Further, the retail segment — which came into being following Alon buyout — is also a major growth driver, with operations spanning across a network of 300 branded retail outlets under brand names like ‘Alon’ and ‘7-Eleven’. Margin contribution from the retail unit in the last reported quarter was $18.6 million.
Commitment Toward Shareholder Returns Buoys Optimism
Delek is regarded as a investor-friendly company owing to its commitment toward dividend and stock buyback programs. On a Year-to-date basis, the company has returned $153 million to its shareholders via dividends and repurchases. Notably it, announced two back-to-back quarterly dividend hikes of 33% and 25% in the fourth quarter of 2017 and first-quarter 2018, respectively.
The company ended the second quarter of 2018 with a cash balance of $1.1 billion and has roughly $160 million remaining under the current share repurchase authorization. It remains aggressively focused on tapping into lucrative growth opportunities and delivering meaningful returns to its shareholders.
Is Further Upside Left?
Delek seems to be one of the better-positioned companies at the moment as it is expected to continue benefiting from wider Permian Basin crude differentials, since the pipeline crisis is not expected to ebb anytime soon. Also, with no major turnaround activity expected for the remainder of 2018, the refining segment is likely to be the needle-mover of the company. Moreover, it has raised its synergy targets from Alon acquisition, further boosting investors’ confidence. The company has a VGM Score of A and its 2018 earnings are expected to grow 293.7% year over year.
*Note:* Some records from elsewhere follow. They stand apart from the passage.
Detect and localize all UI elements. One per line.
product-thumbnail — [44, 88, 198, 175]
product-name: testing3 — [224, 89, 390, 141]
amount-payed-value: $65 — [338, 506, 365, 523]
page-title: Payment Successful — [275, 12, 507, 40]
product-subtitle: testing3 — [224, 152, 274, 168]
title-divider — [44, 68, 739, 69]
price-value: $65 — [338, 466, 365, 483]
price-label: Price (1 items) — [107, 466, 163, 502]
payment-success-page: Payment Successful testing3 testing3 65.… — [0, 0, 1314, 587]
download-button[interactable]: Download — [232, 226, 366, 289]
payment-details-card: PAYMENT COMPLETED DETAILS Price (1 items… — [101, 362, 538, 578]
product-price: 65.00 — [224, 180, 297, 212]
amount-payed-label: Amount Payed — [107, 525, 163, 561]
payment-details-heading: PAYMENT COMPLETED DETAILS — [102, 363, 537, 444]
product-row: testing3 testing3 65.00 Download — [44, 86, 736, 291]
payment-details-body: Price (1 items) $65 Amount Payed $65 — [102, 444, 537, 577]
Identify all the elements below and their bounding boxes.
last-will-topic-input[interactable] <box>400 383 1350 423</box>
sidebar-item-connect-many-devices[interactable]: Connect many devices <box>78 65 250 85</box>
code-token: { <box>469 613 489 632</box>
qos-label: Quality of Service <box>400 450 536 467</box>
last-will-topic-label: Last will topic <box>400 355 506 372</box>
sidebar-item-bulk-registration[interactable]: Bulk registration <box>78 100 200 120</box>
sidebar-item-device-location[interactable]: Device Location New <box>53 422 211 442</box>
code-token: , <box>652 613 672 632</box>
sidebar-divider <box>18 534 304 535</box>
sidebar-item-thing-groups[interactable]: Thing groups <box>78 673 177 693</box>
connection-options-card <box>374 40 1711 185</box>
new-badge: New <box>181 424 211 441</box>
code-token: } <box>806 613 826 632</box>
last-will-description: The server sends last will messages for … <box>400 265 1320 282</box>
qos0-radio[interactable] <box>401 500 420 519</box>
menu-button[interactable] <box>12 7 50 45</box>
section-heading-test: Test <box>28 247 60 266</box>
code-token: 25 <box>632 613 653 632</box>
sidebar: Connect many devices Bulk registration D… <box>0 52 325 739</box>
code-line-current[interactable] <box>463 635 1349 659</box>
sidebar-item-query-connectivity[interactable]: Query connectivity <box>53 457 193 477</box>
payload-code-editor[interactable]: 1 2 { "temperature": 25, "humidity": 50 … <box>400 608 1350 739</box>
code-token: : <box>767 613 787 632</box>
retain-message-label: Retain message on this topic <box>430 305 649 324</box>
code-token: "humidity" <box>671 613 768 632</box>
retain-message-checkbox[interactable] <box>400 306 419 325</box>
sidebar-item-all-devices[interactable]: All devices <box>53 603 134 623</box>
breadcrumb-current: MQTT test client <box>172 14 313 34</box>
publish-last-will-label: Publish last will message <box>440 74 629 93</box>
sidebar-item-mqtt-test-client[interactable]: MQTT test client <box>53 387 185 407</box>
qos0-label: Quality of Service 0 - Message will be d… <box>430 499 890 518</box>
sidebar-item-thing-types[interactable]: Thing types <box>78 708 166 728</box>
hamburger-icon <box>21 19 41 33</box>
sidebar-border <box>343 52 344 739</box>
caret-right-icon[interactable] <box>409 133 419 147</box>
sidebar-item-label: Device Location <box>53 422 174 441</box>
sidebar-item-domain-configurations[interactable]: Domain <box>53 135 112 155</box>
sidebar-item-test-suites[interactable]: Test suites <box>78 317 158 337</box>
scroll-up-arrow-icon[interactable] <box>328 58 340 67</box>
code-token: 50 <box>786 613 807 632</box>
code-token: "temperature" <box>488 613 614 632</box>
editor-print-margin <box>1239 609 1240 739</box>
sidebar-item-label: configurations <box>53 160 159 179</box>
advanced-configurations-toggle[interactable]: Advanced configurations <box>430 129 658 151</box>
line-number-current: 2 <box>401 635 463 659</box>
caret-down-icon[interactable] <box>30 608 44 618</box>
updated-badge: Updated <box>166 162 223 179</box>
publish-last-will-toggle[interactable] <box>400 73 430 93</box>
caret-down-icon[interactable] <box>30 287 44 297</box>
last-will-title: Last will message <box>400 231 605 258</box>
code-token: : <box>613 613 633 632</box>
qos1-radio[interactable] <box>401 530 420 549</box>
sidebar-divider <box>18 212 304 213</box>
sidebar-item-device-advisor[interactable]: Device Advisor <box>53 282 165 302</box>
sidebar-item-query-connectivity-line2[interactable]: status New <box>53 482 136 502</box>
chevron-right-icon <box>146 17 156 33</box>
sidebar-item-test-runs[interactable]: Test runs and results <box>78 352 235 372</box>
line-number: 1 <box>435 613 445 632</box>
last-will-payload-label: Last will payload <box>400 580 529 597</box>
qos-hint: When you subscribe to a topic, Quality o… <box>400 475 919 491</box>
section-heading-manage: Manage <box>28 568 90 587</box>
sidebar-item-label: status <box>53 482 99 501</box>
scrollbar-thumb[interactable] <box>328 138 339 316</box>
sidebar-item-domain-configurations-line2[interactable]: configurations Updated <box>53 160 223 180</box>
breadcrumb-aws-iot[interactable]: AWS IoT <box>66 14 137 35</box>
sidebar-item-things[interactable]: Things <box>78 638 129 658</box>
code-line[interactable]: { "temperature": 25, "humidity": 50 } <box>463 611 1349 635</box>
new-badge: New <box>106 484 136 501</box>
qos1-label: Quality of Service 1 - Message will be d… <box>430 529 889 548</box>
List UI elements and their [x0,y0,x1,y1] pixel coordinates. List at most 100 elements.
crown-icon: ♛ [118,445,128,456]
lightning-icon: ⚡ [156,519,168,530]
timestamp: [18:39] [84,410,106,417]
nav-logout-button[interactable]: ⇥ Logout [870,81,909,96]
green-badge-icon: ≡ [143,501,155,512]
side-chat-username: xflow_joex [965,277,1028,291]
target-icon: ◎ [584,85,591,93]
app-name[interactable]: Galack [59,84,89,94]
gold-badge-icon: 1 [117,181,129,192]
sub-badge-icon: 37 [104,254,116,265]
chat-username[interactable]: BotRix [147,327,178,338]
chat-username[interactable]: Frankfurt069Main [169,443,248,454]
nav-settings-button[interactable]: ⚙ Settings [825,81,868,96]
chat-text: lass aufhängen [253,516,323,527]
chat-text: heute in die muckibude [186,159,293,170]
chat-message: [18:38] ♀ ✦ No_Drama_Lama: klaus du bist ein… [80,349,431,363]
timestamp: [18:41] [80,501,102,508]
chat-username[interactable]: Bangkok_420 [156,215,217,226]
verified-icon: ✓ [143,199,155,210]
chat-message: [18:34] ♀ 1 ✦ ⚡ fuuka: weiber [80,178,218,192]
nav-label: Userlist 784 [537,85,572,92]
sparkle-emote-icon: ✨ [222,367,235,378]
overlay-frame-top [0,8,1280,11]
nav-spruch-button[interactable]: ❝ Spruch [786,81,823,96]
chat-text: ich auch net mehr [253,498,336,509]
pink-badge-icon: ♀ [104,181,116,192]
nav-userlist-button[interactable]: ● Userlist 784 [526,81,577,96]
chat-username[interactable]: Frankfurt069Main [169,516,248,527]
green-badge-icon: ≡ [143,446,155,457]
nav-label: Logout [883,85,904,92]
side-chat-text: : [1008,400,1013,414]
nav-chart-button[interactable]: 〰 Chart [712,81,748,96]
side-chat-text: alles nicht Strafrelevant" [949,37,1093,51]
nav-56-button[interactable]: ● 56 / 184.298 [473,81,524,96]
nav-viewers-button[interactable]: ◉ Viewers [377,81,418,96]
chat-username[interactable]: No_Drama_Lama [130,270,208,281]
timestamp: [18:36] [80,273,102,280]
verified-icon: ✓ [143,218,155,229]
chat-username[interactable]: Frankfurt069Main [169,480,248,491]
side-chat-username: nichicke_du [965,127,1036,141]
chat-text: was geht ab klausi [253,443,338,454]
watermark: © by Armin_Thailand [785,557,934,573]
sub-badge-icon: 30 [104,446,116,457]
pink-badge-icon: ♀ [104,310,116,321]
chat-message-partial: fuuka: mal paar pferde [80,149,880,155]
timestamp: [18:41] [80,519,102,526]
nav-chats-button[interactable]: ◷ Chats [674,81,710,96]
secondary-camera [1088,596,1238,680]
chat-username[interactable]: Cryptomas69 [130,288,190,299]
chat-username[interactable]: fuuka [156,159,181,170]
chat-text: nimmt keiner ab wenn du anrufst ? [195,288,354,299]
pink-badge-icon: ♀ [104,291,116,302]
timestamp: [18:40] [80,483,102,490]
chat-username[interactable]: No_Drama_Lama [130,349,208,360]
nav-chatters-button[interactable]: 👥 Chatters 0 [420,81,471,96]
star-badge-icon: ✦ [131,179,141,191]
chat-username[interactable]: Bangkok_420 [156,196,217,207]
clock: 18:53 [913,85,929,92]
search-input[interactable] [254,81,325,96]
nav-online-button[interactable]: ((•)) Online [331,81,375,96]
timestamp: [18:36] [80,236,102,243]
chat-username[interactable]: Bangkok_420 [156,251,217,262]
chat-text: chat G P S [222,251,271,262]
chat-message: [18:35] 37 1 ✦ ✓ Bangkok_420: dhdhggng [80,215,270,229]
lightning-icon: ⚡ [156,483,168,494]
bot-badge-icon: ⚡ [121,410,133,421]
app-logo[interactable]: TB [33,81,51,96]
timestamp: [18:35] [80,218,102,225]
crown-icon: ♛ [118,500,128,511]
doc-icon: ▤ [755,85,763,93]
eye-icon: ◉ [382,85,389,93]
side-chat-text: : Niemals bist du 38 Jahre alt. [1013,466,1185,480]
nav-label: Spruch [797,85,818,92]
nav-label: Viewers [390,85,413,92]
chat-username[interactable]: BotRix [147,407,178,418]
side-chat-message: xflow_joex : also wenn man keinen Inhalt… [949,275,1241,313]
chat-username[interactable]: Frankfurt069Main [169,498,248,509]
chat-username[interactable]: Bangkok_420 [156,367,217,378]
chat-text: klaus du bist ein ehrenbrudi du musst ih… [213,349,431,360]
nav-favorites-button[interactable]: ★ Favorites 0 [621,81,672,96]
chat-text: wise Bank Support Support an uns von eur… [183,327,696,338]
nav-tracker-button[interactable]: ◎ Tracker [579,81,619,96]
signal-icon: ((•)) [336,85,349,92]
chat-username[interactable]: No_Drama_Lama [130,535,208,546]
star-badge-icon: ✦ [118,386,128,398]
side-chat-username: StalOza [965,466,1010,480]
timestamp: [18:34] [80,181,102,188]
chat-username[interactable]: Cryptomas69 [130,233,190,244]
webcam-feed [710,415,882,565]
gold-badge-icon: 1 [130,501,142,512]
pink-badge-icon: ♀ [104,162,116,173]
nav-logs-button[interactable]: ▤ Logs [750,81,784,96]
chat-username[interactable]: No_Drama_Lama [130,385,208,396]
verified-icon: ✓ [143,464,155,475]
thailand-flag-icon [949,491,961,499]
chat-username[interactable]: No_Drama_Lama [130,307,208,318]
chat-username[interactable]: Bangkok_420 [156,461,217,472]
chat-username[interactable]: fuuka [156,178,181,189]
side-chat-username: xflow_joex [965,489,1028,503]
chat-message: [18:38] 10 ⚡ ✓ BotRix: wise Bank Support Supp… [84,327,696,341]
We believe that Permian is the biggest driver of Delek’s growth across all segments. Especially, widening Permian differentials will continue to be a major tailwind for the company. However, the Zacks Rank #3 (Hold) company has a huge debt of around $1.8 billion (representing a debt-to-capital ratio of more than 51%), which may decrease its financial flexibility to some extent. However, we believe that Delek will be able to overcome this headwind on the back of its strong diversified operations and strategic initiatives.
Investors interested in the energy space might consider some better-ranked stocks like Tc Pipelines, LP (TCP - Free Report) and Petrobras (PBR - Free Report) , each flaunting a Zacks Rank #1 (Strong Buy). You can see the complete list of today’s Zacks #1 Rank (Strong Buy) stocks here.
TC Pipelines’ 2018 earnings are expected to grow 18.67% year over year.
Petrobras delivered an average positive earnings surprise of 10.37% in the trailing four quarters.